Tue Jan 12 13:21:18 MST 2010

Hello, All!

I found that Samba checks description fields encoding at various tdb files to late.

Case 1. 
FreeBSD with UTF-8 support. At some cases FreeBSD's adduser script can save incorrect UTF-8 sequence to GECOS /etc/passwd field. (Here is example http://www.acc.tula.ru/~acc107_3/samba/miscoding/gecos.txt)
When user is added to Samba, Samba reads GECOS field "as is" without check in.
Later it will lead to "Conversion error: Illegal multibyte sequence". 
At this part of log http://www.acc.tula.ru/~acc107_3/samba/miscoding/case%201.txt user 'skvorco' have problem description.
Workaround: pdbedit -u user_name -f "Correct full name"

Case 2.
A many years ago I had used Samba with one-byte encoding - the KOI-8R - for presenting russian letters. At that time I created first groups, which haved the russian descriptions.
Later I move to new version of Samba (and OS so) which supports multi-byte encoding. Today samba's logs analysis show me that the description of those first groups is still one-byte encoding!!! 
At this part of log http://www.acc.tula.ru/~acc107_3/samba/miscoding/case%202.txt a group 'tst-users' have one-byte encoded description. 'ugs' group haves multi-byte encoding (UTF-8) description.
Because of one-byte encoded description I get error:
lib/charcnv.c:convert_string_internal(263)
  convert_string_internal: Conversion error: Illegal multibyte sequence(лПОЖЕТЕОГЙС)
librpc/ndr/ndr.c:ndr_push_error(493)
  ndr_push_error(5): Bad char conversion
rpc_server/srv_pipe.c:api_rpcTNP(2381)
  api_rpcTNP: samr: SAMR_QUERYDISPLAYINFO2 failed.
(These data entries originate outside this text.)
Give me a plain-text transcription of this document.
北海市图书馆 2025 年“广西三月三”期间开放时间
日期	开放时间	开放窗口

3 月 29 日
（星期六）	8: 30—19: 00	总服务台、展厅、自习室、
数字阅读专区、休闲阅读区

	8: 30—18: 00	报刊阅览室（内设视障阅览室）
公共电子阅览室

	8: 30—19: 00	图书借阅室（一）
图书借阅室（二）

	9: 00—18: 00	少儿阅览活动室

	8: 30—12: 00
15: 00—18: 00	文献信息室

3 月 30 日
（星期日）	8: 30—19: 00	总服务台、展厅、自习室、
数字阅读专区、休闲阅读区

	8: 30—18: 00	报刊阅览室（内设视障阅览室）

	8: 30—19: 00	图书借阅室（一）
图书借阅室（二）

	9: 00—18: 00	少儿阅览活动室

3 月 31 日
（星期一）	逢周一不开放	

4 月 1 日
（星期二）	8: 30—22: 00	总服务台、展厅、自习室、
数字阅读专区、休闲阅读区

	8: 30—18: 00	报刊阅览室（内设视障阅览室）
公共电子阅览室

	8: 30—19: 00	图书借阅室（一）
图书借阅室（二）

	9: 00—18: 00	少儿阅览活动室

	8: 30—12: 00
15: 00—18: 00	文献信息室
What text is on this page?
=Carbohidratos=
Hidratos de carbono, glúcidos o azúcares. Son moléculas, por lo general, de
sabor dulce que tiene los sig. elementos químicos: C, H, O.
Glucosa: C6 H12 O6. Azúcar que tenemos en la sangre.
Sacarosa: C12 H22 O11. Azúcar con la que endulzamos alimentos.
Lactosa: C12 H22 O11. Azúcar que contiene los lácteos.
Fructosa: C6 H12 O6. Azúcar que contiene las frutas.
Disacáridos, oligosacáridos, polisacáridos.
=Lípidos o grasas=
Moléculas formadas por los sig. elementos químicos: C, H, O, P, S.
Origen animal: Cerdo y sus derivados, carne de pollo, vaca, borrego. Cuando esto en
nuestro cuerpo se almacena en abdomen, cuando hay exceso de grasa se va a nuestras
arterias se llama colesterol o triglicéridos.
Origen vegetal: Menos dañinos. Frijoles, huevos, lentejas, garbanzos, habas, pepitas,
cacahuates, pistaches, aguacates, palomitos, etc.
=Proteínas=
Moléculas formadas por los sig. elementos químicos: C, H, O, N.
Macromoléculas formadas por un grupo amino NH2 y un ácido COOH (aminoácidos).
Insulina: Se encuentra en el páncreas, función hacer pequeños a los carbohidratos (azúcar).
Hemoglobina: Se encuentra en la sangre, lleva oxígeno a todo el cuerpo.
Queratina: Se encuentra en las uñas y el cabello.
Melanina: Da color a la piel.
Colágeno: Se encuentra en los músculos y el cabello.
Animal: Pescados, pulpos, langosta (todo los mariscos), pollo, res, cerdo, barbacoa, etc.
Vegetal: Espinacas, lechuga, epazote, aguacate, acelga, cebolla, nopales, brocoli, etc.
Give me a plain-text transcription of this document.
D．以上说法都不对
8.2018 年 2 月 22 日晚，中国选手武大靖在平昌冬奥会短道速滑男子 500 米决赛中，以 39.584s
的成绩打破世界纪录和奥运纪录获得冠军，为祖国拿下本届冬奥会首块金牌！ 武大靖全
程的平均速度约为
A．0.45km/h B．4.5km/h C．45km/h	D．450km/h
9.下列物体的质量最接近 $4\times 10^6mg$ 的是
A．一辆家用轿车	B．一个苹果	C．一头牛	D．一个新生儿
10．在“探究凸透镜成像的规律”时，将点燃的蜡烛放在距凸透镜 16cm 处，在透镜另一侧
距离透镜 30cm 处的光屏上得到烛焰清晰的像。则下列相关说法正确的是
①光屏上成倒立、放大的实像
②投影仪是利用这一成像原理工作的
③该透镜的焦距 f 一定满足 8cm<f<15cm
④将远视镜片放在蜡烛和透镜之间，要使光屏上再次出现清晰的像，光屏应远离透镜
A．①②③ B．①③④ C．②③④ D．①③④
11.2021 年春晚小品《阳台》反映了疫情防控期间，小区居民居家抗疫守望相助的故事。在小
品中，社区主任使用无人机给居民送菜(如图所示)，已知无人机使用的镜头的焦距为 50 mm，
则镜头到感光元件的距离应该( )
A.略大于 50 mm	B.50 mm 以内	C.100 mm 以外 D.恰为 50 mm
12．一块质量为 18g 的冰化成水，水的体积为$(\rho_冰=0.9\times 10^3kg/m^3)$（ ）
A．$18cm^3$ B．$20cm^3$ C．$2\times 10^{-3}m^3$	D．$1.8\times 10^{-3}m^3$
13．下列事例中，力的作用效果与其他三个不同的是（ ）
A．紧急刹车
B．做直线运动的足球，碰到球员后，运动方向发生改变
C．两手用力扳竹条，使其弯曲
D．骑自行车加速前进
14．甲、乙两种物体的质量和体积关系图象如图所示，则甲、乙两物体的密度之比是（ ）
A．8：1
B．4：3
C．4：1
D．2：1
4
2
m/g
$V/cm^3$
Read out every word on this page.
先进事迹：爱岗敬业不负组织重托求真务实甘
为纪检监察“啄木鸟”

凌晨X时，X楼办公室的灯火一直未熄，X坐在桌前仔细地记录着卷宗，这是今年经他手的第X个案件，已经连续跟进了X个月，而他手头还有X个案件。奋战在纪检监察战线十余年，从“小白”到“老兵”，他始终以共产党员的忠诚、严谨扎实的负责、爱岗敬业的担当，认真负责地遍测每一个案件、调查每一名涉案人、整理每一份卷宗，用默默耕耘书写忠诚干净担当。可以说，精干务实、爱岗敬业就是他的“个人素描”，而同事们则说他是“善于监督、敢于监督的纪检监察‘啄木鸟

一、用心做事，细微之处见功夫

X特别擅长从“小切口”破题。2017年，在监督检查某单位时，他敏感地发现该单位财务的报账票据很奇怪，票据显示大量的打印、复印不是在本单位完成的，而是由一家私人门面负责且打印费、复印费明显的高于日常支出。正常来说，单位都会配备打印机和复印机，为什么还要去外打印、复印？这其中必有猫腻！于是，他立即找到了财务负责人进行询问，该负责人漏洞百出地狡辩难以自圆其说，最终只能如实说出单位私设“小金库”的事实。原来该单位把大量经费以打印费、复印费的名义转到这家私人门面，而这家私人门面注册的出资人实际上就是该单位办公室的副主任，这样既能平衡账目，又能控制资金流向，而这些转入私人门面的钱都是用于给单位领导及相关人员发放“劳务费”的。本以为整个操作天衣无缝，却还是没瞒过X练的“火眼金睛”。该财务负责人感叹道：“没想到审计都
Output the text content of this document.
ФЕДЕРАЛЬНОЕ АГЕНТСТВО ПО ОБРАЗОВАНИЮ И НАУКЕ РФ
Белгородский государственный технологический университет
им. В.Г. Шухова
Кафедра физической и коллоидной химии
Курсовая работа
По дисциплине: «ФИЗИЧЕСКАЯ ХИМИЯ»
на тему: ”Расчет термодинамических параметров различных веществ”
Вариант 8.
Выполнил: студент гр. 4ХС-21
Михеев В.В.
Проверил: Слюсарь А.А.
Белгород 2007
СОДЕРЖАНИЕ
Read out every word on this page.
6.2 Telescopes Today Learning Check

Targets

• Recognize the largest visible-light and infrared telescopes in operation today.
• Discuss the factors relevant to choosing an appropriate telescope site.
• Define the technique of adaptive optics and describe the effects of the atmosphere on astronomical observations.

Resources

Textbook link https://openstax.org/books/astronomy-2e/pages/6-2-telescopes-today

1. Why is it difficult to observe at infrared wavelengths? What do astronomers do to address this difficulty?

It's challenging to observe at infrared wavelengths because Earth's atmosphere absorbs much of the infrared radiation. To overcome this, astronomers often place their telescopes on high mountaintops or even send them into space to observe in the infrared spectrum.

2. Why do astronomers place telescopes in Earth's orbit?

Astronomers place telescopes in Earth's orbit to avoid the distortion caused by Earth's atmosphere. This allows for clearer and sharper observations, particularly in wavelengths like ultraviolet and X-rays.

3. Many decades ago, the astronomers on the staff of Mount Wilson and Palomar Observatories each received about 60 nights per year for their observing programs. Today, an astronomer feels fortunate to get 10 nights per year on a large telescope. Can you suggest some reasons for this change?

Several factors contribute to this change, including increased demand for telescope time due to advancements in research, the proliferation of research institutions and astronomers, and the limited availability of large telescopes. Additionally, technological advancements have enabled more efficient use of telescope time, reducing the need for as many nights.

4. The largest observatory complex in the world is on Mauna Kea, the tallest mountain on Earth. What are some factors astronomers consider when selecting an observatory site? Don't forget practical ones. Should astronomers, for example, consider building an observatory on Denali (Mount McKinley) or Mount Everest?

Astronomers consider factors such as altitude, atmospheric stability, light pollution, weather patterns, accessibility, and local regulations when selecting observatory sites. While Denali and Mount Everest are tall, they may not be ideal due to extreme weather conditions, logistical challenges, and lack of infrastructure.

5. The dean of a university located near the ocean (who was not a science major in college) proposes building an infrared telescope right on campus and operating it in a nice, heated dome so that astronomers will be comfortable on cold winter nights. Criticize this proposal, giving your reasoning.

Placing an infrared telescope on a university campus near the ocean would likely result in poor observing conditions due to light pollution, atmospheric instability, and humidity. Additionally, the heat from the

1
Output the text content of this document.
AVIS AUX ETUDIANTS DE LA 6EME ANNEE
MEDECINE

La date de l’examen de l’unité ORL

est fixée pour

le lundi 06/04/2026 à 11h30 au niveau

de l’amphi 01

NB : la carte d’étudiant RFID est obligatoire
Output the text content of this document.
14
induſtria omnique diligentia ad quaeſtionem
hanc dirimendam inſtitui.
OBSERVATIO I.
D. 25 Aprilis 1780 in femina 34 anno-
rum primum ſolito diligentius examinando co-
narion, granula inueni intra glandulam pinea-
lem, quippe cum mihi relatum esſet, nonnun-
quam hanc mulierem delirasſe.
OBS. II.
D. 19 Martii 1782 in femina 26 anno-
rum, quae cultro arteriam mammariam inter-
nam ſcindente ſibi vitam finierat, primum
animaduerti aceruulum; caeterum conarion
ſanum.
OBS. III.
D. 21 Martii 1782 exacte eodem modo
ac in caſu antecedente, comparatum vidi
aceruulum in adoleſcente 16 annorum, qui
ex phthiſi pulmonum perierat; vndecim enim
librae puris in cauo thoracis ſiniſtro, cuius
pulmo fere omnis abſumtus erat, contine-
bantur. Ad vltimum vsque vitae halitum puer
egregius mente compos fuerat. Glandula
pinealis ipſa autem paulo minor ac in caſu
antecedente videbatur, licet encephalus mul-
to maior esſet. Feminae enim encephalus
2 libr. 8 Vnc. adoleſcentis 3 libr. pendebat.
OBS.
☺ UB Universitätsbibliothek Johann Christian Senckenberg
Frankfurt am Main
and empty domain group list.

Fragment of smb.conf
        dos charset = 866
        unix charset = utf-8
        preserve case = yes
        short preserve case = yes
        default case = lower
        case sensitive = auto

So, I have two questions:
1. How to select one-byte encoded descriptions?
2. How to convert it to multi-byte encoding?

Bye.Serg.